Microsoft CEO Satya Nadella is among the expected witnesses. The trial is expected to continue for around a month. The feud has also spilled into public exchanges, including an offer by Musk and investors to buy OpenAI’s assets for about $97.4 billion, a rejection from OpenAI, and a fresh round of insults between Musk and Altman on X.
Microsoft Ties Shift
While the trial puts OpenAI’s founding mission under scrutiny, the company is also changing one of its most important business relationships. OpenAI and Microsoft have revised their agreement, so Microsoft is no longer the exclusive seller of OpenAI’s models, even as it remains OpenAI’s primary cloud provider. Under the updated deal, OpenAI can now make its products and services available across all clouds.
The updated arrangement is described as the next phase of the partnership, built around more flexibility, clearer financial terms, and long-term stability.

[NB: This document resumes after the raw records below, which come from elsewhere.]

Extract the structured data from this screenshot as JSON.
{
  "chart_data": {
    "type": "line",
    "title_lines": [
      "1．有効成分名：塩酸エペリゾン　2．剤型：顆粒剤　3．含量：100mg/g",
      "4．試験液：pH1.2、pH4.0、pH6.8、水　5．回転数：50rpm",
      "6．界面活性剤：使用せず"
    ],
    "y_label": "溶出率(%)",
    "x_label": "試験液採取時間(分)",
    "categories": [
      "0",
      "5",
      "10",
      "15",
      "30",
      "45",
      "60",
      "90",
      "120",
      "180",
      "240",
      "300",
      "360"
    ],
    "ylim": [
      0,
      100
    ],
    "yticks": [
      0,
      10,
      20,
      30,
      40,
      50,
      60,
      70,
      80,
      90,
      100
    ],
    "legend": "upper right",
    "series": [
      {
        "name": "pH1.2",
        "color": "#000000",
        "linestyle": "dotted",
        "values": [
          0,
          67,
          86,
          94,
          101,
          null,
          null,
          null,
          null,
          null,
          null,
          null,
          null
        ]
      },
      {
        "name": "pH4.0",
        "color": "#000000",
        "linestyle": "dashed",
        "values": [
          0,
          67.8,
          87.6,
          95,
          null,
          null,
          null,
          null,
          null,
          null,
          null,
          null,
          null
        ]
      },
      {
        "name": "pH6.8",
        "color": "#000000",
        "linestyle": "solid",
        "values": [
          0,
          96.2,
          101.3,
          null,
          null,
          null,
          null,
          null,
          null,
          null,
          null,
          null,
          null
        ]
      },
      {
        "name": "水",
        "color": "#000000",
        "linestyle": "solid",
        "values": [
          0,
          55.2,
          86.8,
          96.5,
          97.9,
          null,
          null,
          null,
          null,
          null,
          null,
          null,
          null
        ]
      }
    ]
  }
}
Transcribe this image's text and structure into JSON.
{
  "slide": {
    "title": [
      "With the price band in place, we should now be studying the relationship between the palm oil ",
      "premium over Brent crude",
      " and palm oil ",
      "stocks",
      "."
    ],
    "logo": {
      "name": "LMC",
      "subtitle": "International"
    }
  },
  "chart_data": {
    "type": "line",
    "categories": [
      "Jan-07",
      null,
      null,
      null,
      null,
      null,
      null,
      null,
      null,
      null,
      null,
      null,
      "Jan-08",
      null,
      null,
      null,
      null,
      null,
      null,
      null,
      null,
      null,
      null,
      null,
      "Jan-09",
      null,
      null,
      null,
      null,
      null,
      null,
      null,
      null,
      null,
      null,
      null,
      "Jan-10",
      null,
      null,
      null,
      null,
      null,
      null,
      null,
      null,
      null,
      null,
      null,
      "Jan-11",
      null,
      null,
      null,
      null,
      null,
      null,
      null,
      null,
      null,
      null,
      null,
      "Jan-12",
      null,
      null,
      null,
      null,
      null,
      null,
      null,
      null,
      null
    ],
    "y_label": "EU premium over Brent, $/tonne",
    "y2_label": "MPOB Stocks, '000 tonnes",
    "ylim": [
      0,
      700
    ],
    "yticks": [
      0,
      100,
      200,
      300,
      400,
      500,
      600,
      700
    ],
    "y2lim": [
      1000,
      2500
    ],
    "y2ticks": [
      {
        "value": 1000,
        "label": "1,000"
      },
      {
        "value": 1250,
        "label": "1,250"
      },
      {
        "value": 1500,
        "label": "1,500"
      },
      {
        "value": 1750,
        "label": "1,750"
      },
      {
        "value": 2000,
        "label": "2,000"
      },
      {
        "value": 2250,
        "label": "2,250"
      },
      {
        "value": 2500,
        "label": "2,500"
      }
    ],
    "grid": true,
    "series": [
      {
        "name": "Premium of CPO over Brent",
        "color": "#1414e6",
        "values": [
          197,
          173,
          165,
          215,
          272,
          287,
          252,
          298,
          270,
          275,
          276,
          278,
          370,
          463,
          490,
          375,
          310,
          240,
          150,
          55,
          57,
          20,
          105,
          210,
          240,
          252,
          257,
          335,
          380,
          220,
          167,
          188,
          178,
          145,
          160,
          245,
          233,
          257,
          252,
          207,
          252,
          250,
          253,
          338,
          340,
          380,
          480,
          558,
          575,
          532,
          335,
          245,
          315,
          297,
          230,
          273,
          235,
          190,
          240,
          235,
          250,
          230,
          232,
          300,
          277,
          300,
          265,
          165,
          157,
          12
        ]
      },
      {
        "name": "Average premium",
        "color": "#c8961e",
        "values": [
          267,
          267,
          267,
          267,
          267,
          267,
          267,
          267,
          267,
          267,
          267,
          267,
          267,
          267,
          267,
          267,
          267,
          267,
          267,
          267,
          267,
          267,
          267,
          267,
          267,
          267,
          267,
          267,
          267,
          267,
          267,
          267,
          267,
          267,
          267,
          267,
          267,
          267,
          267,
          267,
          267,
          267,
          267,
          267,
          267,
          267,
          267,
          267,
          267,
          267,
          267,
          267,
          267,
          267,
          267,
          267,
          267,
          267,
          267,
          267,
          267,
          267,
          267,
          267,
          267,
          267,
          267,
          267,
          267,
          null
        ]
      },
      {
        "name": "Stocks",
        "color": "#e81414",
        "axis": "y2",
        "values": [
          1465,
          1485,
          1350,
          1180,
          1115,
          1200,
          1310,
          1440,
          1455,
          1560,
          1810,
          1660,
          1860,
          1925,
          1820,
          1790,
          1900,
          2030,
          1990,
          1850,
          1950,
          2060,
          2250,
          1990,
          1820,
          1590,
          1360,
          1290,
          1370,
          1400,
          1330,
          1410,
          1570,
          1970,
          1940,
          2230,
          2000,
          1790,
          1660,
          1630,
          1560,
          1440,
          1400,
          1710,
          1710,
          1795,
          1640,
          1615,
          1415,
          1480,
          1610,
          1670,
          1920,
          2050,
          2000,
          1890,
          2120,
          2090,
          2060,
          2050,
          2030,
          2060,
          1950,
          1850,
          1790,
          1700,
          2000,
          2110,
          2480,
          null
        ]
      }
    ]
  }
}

Microsoft will keep access to OpenAI’s models and intellectual property through 2032 on a non-exclusive basis, and capped revenue sharing will continue through 2030. Microsoft will no longer share profits with OpenAI, and OpenAI will pay Microsoft 20% of its revenue through 2030, with those payments capped at an undisclosed amount.
The original partnership began in 2019, when Microsoft invested $1 billion in OpenAI as the lab shifted from a nonprofit to a for-profit company. The earlier exclusive setup eventually became limiting as OpenAI’s growth and computing needs expanded beyond what one provider could easily support. In that sense, the Elon Musk OpenAI trial is unfolding alongside a business reset that shows how far the company has moved from its early structure and how much is now at stake in the outcome.